Namun Tjiok-djing-tju tidak bisa tertawa lagi, katanja dengan sungguh2:
"Anggota keluarga Yang-tjiu-sam-hiong jang terbunuh itu itu semuanja mati dengan wadjah tersenjum, diatas badan merekapun tiada sesuatu tanda luka apa2."
"Tapi majat mereka lemas seperti orang hidup, sedikitpun tidak kaku, bukan?" sela Tjing-sun.
"Ja," sahut Tjiok-djing-tju. "Kita tahu ada beberapa matjam ratjun bila sudah membinasakan orang, wadjah sang korban djuga tampak ter-senjum2, namun tiada sesuatu ilmu lain lagi di dunia ini jang bisa mendjadikan majat sang korban tetap lemas tanpa kaku sedikitpun seperti halnja korban jang terkena It-yang-tji."
"Tapi diantara anak murid dan keturunan keluarga Toan kami, sampai kini melulu Ki-dji seorang sadja, sedangkan dia sampai sekarang masih belum pernah beladjar It-yang-tji," udjar Tjing-sun.
"Tjiok-toheng," kata Po-ting-te. "Kau bilang anggota keluarga Yangtjiu-sam-hiong jang terbunuh itu adalah kaum laki2 semua, djika begitu, kaum wanitanja tentunja masih hidup dan telah melihat wadjah sipembunuh itu?"
"Menurut tjerita He-hudjin dan Ong-hudjin, katanja pembunuh itu memakai kedok kain hidjau, maka mukanja tidak djelas kelihatan, tjuma menurut taksiran terang usianja masih muda," sahut Tjiok-djing-tju.
Po-ting-te menghela napas dan memandang sekedjap kepada Toan Tjing-sun.

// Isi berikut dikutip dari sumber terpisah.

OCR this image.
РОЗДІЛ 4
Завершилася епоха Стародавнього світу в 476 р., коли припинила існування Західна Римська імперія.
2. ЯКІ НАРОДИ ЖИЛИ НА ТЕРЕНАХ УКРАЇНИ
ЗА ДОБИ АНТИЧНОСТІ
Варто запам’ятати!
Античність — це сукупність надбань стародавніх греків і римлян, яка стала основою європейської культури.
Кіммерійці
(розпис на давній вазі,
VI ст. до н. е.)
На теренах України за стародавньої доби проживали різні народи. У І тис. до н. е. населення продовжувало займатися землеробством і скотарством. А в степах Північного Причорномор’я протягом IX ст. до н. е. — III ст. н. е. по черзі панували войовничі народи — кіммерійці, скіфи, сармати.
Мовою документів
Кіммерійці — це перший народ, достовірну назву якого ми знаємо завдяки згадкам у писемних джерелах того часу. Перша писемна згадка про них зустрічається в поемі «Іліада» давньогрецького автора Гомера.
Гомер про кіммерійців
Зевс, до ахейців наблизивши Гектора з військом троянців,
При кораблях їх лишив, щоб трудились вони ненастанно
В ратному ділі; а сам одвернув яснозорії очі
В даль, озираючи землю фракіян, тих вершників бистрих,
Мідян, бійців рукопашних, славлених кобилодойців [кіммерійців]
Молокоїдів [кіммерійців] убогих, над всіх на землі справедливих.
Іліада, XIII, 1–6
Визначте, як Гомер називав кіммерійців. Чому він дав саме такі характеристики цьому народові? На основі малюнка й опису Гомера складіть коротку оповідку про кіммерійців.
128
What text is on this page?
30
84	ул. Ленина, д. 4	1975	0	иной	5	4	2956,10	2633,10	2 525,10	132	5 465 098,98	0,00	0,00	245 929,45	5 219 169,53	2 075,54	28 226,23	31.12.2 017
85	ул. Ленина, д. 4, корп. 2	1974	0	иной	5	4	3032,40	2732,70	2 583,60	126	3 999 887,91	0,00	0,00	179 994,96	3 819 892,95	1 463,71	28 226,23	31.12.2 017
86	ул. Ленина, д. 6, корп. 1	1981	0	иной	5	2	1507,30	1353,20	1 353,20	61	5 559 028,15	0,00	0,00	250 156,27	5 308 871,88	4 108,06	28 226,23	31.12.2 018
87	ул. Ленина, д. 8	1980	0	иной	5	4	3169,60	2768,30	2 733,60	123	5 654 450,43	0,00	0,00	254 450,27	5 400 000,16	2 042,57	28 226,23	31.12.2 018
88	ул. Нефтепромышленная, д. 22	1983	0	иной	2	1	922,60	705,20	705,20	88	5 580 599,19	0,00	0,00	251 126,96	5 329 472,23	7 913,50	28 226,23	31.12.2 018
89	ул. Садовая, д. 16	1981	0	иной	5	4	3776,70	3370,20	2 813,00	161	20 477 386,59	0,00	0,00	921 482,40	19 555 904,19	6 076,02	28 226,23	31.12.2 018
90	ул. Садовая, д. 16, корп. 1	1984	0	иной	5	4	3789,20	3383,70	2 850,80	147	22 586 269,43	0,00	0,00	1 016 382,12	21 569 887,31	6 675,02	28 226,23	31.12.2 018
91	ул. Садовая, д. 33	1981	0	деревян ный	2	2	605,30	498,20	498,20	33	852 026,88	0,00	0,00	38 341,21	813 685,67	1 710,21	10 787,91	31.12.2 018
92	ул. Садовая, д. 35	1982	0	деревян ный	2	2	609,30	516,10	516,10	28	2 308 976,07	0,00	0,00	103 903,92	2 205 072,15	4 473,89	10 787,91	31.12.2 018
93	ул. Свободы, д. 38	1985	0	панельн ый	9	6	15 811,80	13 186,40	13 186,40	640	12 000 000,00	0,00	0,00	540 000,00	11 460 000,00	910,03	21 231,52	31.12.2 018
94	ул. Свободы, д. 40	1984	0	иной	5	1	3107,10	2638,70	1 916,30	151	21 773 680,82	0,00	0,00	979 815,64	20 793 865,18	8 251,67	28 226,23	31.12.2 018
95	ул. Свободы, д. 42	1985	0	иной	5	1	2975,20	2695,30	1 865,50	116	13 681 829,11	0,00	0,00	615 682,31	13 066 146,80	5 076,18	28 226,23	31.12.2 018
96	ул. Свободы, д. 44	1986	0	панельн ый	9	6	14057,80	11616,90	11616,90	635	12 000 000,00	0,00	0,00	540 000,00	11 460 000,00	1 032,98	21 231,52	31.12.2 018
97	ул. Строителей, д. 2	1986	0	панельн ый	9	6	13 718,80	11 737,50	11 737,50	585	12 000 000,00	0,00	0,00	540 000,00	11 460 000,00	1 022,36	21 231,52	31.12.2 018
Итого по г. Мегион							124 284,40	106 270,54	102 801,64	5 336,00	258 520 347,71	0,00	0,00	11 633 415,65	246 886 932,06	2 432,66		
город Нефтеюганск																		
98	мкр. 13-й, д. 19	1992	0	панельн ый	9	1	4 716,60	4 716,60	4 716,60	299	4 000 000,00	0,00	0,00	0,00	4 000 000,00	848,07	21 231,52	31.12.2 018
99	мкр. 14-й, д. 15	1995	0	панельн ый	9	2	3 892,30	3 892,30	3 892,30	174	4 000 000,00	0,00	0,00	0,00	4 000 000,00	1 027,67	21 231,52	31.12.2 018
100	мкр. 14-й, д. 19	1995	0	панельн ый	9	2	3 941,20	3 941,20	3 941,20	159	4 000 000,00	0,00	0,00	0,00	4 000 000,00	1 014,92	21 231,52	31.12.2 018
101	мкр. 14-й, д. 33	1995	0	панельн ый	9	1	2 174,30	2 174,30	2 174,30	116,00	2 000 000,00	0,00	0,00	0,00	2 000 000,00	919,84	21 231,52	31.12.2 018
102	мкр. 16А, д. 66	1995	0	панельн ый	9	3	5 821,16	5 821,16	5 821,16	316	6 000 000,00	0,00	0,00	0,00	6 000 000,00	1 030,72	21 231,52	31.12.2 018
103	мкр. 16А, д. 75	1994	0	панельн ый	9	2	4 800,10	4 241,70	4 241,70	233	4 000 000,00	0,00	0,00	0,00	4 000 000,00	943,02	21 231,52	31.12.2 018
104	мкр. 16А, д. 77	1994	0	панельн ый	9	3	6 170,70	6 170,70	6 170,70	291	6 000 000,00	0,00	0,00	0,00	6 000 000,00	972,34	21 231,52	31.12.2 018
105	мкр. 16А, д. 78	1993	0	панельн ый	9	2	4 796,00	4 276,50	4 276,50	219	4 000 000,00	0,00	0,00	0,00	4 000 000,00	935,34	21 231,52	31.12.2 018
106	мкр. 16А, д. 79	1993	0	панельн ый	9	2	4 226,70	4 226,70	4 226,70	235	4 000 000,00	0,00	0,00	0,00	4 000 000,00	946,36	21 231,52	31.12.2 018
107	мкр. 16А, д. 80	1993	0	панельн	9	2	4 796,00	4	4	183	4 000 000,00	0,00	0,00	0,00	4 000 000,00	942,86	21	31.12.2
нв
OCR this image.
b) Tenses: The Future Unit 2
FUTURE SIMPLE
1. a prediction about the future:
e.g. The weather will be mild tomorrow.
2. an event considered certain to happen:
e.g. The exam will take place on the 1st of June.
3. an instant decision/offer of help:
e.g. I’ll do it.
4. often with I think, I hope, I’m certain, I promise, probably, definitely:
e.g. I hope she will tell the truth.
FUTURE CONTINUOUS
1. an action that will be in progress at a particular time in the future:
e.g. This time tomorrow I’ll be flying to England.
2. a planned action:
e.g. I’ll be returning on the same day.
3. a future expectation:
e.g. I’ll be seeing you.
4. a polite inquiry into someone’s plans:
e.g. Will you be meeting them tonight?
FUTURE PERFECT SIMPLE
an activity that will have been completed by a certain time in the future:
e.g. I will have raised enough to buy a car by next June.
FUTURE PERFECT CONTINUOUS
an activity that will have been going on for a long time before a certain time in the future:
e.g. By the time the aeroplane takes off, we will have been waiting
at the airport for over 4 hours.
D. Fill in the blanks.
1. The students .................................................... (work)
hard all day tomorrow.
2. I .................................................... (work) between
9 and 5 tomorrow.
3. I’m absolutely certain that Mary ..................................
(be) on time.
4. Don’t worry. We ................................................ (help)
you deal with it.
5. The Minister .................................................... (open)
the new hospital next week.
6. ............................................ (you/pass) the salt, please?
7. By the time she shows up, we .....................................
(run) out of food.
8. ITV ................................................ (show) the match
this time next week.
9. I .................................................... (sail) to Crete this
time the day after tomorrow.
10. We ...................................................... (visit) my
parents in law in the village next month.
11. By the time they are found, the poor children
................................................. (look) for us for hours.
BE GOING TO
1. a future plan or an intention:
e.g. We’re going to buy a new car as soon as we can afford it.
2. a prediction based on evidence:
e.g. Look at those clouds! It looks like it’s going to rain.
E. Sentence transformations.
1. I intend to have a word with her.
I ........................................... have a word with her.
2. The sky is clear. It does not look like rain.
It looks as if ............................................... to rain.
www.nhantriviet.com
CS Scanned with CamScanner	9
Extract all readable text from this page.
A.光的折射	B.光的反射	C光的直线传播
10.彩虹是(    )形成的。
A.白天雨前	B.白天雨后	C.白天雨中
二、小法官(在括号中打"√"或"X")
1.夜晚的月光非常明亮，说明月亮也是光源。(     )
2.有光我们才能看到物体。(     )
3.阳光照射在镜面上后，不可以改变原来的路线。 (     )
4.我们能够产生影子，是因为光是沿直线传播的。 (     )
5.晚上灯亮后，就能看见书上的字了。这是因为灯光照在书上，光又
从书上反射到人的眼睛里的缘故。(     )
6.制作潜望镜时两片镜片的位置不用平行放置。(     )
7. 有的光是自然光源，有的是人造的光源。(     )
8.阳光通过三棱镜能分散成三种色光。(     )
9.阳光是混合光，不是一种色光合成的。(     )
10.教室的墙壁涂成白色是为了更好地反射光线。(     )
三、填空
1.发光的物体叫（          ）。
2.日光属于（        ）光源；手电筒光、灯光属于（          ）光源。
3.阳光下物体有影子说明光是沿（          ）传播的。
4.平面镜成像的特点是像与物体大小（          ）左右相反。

Maka berkatalah Tjing-sun: "Tjiok-toheng, puteraku ini bisanja kemasukan ilmu sihir dalam badannja, orang jang mentjeiakainja itu djusteru adalah anggota keluarga Toan kami sendiri, orang itu terkenal sebagai 'Thian-he-te-it-ok-djin' (orang djahat nomor satu didjagat ini)."
" Lalu iapun mentjeritakan tjara bagaimana Toan Ki telah ditjulik dan dikurung oleh Yan-king Thaytju didalam rumah batu itu. kemudian Ui-bi-tjeng telah berusaha menolongnja.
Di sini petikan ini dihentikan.